Para Enrique Dans, profesor de Innovación de IE Business School, las compañías tienen que “desarrollar algoritmos que tipifiquen y tengan en cuenta elementos comunes de las noticias [y comentarios ofensivos] de ese tipo, que evalúen la reacción y los patrones de difusión, que tengan en cuenta las señales de alarma generadas por la comunidad (peer-rating systems) y que, finalmente, introduzcan opiniones expertas como las de los fact-checkers independientes”.
Mayores exigencias
David Murillo, profesor del departamento de Ciencias Sociales en ESADE, cree que hay que exigirles más a las redes sociales porque “están contribuyendo a crear con sus algoritmos una burbuja en la que sus usuarios sólo reciben los contenidos que les gustan con independencia de que sean veraces”. Esos contenidos, cuando hablamos de noticias sesgadas o rumores, pueden alimentar las posiciones extremas y el caldo de cultivo que luego aprovechan los falsos medios de comunicación para difundir mentiras y los lobbies para captar perfiles que se sumen a sus campañas de acoso e intimidación.
En estas circunstancias, Alemania, con un pasado muy marcado por el nazismo que la ha llevado a perseguir con dureza la negación del holocausto o los comentarios racistas, decidió en abril que las principales redes sociales se enfrentarían a multas de hasta 50 millones de euros si no eliminaban de sus plataformas el contenido más obviamente delictivo en 24 horas y el contenido menos obvio en siete días. La cuenta atrás empezaría con la queja masiva de los usuarios pero, ¿quién nos garantiza que esas quejas no esconden, en realidad, una campaña de acoso?
Precisamente porque los problemas son muy complejos, muchos expertos en España, Enrique Dans entre ellos, no consideran necesario aumentar la regulación. Miguel Ferrer, director de Políticas Públicas de la consultora Kreab, apuesta por “un acuerdo entre los reguladores y empresas para diseñar un código de buenas prácticas”.
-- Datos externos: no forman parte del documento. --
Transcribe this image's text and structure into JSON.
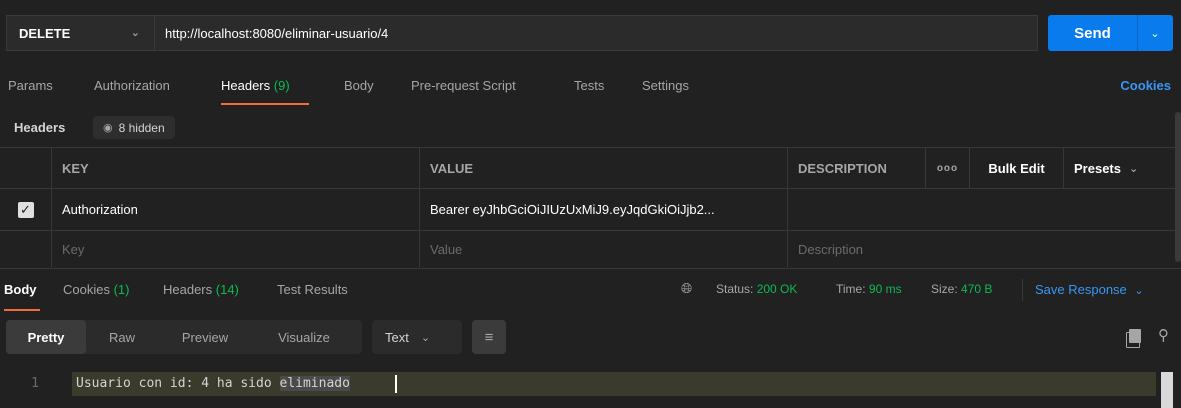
{
  "request": {
    "method": "DELETE",
    "url": "http://localhost:8080/eliminar-usuario/4",
    "send_label": "Send"
  },
  "request_tabs": [
    {
      "label": "Params"
    },
    {
      "label": "Authorization"
    },
    {
      "label": "Headers",
      "count": "(9)"
    },
    {
      "label": "Body"
    },
    {
      "label": "Pre-request Script"
    },
    {
      "label": "Tests"
    },
    {
      "label": "Settings"
    }
  ],
  "cookies_link": "Cookies",
  "headers_section": {
    "label": "Headers",
    "hidden_label": "8 hidden"
  },
  "headers_table": {
    "columns": {
      "key": "KEY",
      "value": "VALUE",
      "description": "DESCRIPTION",
      "more": "ooo",
      "bulk_edit": "Bulk Edit",
      "presets": "Presets"
    },
    "rows": [
      {
        "checked": true,
        "key": "Authorization",
        "value": "Bearer eyJhbGciOiJIUzUxMiJ9.eyJqdGkiOiJjb2...",
        "description": ""
      }
    ],
    "placeholders": {
      "key": "Key",
      "value": "Value",
      "description": "Description"
    }
  },
  "response_tabs": [
    {
      "label": "Body"
    },
    {
      "label": "Cookies",
      "count": "(1)"
    },
    {
      "label": "Headers",
      "count": "(14)"
    },
    {
      "label": "Test Results"
    }
  ],
  "response_status": {
    "status_label": "Status:",
    "status_value": "200 OK",
    "time_label": "Time:",
    "time_value": "90 ms",
    "size_label": "Size:",
    "size_value": "470 B",
    "save_response": "Save Response"
  },
  "response_toolbar": {
    "views": [
      "Pretty",
      "Raw",
      "Preview",
      "Visualize"
    ],
    "format": "Text"
  },
  "response_body": {
    "line_number": "1",
    "text_before": "Usuario con id: 4 ha sido ",
    "text_selected": "eliminado"
  }
}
Dentro del mismo, podría incluirse la recomendación de César Zárate, asociado del área de Penal de Écija Abogados, que cree que “las redes sociales deberían cooperar más con las autoridades a la hora de agilizar la identificación de los titulares de las cuentas problemáticas, algo que ahora mismo puede demorarse durante seis meses”. Víctor Domingo, presidente en España de la Asociación de Internautas, apunta que la responsabilidad no debería recaer en las plataformas sino en unos tribunales que tienen que resolver más rápido.
El futuro inmediato
Todo parece indicar que, durante los próximos meses y años, veremos cómo la Unión Europea intenta forzar a las grandes redes sociales para que compartan rápidamente con los tribunales la identidad de los perfiles investigados y para que agilicen la eliminación de las campañas de difamación y las noticias y acusaciones falsas, apoyándose más en las quejas de los usuarios y en la investigación de los reguladores que en la intervención de los magistrados. Las plataformas, sobre todo YouTube y Facebook, continuarán implementando y anunciando medidas con las que intentarán convencer a la población y las instituciones de su buena fe y evitar así leyes y sanciones que dañen sus negocios.
En ese contexto, muchos usuarios seguirán mostrando su preocupación por que sean las empresas o los reguladores quienes decidan a veces los límites de la libertad de expresión ante comportamientos discutibles y exigirán, de nuevo, que los jueces ocupen su lugar y reciban más medios para hacerlo.
Temen que acabemos reemplazando la poscensura por la censura impuesta por los editores de las redes sociales con o sin la supervisión de unos reguladores a veces independientes y a veces demasiado dependientes de los lobbies y los políticos. Recordemos que, a veces, son los propios partidos y sus aliados los que potencian y alimentan el acoso y las noticias falsas sobre sus rivales.